Stress…

Posted on Posted in Life

The causes of stress can take on many forms.

A perceived run of bad luck, illness, a death to someone close, a job you do, the list is endless.
Stress can lead to depression, worry and cause more illness.
Rarely do I hear of any official body or “expert” finding stress is caused by a lack of understanding or a misconception.

When a person reaches a certain time of life, they are from a different generation. This differing of approach by different generations often leads to a lack of understanding.
I’m in my late 40s now and I find I just don’t understand the world around me.

I don’t understand how things have an effect on other things. This doesn’t put me at a disadvantage for the best part, but it does change people’s perceptions of me, which in turn can drastically affect my personal state.
Let me try to explain.

I look at things in proverbial black and white, but always try to keep an open mind. I learn new things every day.
I don’t want any hassle/stress call it what you will, for myself, for my family/friends. In fact, for anyone.
Harsh realities of life throw them at us all, every single day.
For the most part, we manage to keep them at bay or deal with them.
But more often these days, I have tried to stop throwing big reactions, refusing sometimes to let the stresses and strains get the better of me.

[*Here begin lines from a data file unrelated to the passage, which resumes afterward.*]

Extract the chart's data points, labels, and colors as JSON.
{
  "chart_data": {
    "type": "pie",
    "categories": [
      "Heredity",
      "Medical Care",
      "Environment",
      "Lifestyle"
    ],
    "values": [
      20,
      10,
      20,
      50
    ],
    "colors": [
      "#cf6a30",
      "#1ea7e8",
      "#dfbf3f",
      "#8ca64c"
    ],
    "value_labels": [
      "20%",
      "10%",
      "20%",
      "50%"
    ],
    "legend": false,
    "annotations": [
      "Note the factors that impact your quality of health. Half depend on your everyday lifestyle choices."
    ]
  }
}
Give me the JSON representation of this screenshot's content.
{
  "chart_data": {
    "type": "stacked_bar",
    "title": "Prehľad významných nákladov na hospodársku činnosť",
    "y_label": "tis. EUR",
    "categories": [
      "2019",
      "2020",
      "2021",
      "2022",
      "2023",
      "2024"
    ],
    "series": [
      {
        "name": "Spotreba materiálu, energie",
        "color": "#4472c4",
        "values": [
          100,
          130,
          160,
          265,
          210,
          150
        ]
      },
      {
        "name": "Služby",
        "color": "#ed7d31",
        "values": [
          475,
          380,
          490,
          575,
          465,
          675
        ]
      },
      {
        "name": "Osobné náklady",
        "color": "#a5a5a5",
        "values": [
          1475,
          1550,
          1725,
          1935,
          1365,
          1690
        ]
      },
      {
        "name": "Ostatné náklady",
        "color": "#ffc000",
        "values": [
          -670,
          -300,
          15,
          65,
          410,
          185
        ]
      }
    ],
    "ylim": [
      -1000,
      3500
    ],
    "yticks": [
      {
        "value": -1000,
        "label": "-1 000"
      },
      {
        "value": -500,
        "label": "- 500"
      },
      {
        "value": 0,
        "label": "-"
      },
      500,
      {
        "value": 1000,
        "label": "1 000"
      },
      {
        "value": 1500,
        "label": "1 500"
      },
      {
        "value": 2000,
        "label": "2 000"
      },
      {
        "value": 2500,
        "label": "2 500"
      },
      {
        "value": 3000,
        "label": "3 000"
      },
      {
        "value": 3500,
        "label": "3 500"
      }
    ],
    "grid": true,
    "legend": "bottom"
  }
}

Some stress, feels like a big, black cloud, I can see it coming, but no matter how fast I try to manoeuvre out of the way, escaping the cloud, is damned near impossible.
I worry about all kinds of things, people, scenarios, things that may or may not happen, etc.
I may not show it, but it’s always there.

I often show little emotion these days, I find it counter productive, in that some people use it against me, to benefit themselves.
Others ignore it altogether.
It doesn’t mean I don’t care about a person, a scenario, an event, etc.
Mostly, it shows I do not understand.
A defence mechanism it maybe?
Maybe I don’t want yet more stress? I wonder if I want to understand better, but I’m afraid of the extra burdens it places on me and on others?

I wonder often why people don’t see the things that I see?

I’m rubbish at explaining myself, as is evident¬†from this post.
I remember an easier life, an easier time, where the worries and stress could easily be passed over or onwards.
I don’t understand why¬†life has changed, surely this easier way of dealing with things, would be better for everyone?

Some people avoid even considering it as an option, maybe it’s because they have never experienced the original easier life in the first place?
Perhaps that’s why I don’t understand?